Spring cleaning had recently descended upon our basement and it was time to purge. I began with my daughter’s bin of elementary school work. As I read each worksheet and admired each drawing, I couldn’t help but remember how far we had come.
We adopted Ani from a Bulgarian orphanage when she was five years, 11 months. She weighed 23 pounds. She had never learned to chew or sip. She had never taken a bath or had her hair washed. She had never brushed her teeth. She had never been comforted, rocked or held. She didn’t know Bulgarian, but “spoke” infantile babble. She didn’t understand how to play with toys. She was a little lost soul, but one with a magnetic smile and unwavering spirit.
“Other Health Impaired Issues” Diagnosis
Upon bringing Ani home, we requested special education tests be administered. The tests confirmed what we had initially suspected – Ani was diagnosed as cognitively impaired. However, the school psychologist felt Ani did not warrant the autism label and she was given a 504 diagnosis – “other health impaired issues.”
As Ani began her academic career, her speech teacher, a neighbor of mine, gave us the best advice for supporting her new life – “Give her experiences, as many as possible. Get her in the community. Take her everywhere you go.” We followed that advice. Ani attended nearly all of her brother’s hockey and football games. She went with my husband to the liquor store and car wash; she went with me to the grocery store and Target. She went where we went.

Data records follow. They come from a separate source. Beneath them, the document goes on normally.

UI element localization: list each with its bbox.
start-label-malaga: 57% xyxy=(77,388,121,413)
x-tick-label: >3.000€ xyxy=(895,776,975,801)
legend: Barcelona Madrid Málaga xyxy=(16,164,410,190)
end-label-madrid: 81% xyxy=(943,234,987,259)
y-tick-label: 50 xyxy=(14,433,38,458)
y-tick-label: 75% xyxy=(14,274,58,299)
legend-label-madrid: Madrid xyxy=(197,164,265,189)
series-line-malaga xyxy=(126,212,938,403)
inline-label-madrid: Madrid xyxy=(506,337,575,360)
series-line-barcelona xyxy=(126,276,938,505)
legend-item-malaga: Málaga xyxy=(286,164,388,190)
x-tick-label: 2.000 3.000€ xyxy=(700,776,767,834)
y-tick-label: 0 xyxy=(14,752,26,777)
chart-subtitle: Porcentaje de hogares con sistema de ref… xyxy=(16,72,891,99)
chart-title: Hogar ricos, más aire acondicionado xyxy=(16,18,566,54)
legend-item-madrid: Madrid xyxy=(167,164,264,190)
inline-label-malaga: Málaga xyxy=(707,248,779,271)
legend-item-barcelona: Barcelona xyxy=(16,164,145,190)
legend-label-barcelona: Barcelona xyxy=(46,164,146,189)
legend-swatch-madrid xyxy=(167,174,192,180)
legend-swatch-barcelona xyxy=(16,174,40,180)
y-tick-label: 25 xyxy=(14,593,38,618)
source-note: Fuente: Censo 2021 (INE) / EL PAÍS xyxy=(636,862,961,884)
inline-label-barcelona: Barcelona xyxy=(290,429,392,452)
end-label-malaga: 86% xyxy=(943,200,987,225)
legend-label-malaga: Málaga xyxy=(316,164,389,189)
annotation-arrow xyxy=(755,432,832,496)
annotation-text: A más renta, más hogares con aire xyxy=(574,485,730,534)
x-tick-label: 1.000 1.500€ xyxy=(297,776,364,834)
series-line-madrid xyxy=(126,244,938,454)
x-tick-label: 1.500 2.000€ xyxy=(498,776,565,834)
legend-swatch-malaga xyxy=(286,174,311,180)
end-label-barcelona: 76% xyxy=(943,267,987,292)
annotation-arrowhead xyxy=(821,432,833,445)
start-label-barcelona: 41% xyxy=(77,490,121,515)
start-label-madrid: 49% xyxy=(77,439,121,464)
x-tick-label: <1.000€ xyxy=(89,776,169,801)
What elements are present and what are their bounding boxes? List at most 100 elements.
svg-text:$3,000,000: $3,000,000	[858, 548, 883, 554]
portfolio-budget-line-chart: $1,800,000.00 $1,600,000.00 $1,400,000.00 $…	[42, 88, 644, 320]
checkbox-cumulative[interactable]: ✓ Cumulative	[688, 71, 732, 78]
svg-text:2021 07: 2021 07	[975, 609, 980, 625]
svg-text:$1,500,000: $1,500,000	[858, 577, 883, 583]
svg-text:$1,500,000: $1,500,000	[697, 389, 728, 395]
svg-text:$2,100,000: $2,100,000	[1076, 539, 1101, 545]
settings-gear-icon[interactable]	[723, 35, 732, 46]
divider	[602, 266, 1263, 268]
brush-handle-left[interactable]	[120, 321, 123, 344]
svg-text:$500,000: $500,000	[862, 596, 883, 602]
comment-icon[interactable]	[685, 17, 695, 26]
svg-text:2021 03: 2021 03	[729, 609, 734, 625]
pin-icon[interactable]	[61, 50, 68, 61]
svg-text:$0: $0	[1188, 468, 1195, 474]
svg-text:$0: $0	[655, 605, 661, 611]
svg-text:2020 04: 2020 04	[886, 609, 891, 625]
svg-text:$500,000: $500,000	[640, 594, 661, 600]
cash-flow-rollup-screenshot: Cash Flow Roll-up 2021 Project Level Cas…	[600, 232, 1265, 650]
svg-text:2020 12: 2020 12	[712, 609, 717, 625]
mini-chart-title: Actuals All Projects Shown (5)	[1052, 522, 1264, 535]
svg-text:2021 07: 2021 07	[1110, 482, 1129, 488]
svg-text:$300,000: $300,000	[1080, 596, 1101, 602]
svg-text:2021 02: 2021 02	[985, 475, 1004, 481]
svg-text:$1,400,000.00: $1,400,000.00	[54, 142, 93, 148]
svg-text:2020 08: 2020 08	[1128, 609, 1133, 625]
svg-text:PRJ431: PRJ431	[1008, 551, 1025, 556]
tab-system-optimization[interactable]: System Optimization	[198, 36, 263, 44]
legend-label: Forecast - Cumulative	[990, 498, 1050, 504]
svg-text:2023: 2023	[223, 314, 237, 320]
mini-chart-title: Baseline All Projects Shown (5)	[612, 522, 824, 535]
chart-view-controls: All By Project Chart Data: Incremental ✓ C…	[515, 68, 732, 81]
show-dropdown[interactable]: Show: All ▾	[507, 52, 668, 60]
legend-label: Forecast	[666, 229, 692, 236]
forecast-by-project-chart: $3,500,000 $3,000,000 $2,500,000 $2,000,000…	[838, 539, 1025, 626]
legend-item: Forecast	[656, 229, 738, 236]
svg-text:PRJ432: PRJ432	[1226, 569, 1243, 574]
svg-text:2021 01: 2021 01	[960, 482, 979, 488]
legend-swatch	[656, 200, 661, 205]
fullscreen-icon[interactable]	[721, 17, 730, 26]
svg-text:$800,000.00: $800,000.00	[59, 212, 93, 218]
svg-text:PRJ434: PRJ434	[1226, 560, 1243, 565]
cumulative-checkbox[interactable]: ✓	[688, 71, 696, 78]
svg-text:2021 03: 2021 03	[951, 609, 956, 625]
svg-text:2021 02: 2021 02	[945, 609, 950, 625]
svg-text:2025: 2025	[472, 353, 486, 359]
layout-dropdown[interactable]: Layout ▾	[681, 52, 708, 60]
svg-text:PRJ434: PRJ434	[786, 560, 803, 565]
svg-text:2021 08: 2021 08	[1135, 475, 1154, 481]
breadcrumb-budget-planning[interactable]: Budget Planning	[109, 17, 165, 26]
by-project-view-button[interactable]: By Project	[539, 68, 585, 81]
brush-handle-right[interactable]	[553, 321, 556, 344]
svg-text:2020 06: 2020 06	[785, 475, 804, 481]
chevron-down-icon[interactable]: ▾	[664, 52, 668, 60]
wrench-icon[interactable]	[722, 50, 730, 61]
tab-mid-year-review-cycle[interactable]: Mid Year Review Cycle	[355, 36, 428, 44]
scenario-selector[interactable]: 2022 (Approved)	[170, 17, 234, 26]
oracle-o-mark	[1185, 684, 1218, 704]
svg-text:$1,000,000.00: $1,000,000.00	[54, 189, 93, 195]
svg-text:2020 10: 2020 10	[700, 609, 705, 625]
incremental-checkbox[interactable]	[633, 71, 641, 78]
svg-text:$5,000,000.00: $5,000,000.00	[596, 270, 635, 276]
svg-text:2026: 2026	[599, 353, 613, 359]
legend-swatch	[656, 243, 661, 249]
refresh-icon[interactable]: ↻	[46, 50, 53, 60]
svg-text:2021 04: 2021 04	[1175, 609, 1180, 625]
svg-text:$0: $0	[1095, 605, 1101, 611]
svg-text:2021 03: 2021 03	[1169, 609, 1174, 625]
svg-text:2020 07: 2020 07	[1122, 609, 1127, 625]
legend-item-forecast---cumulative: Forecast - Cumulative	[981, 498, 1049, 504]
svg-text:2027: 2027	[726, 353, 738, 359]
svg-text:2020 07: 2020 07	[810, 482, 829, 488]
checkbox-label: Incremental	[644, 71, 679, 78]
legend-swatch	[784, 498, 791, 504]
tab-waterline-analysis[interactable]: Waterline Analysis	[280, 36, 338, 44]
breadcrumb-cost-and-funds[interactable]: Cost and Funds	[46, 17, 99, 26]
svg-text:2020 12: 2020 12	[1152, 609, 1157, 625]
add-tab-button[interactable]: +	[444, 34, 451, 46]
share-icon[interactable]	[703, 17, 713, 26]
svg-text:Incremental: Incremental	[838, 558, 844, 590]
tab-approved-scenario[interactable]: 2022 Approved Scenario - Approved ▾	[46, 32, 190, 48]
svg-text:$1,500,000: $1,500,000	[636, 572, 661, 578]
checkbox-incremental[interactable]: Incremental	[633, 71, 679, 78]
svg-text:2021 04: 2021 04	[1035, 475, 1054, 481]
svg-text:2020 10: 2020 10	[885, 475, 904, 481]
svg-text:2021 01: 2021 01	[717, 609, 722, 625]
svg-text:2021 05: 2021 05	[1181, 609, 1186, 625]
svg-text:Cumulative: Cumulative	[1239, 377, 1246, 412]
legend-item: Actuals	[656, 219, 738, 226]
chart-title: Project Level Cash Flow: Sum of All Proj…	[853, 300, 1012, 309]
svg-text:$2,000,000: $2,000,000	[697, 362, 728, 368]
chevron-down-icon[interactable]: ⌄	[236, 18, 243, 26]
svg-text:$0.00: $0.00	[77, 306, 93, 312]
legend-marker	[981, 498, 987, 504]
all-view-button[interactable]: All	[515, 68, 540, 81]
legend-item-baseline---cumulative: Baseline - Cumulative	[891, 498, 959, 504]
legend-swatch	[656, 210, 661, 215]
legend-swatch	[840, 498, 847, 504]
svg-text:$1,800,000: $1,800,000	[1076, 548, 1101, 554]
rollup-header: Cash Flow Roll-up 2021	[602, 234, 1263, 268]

Her teachers’ focus was helping Ani to communicate. In the bin were dozens of “completed” worksheets; often black outlines of ordinary household objects, common foods, and everyday clothing with Ani’s recognizable scrawl underneath the picture. The goal was to have Ani cut out the object or food or clothing, glue it on another sheet of paper and label it. Her teacher’s note often said that Ani grew “tired” after cutting, gluing and labeling. For a little girl who had been rocking her life away, this was a lot of physical, mental and emotional work.
Prior Knowledge
As I was sorting through the bin deciding what to keep and what to toss, I saw a green piece of construction paper with the same recognizable process – cut, glue, label. However, these pictures were much more complicated. There was a picture of a lily pad, a tadpole, and cattails, and other water-themed black outlines. The teacher’s note began, “Ani matched these these words, then she identified the pictures. She had trouble looking past the first few letters when matching, and she also had some trouble identifying some of the pictures.”
This was a second grade assignment, so Ani had been with us, in the United States, for about three years. I wondered how many typical students living in the United States their entire lives would be able to identify those items? Nearly 18 years later, I realize now how shortsighted that assignment was.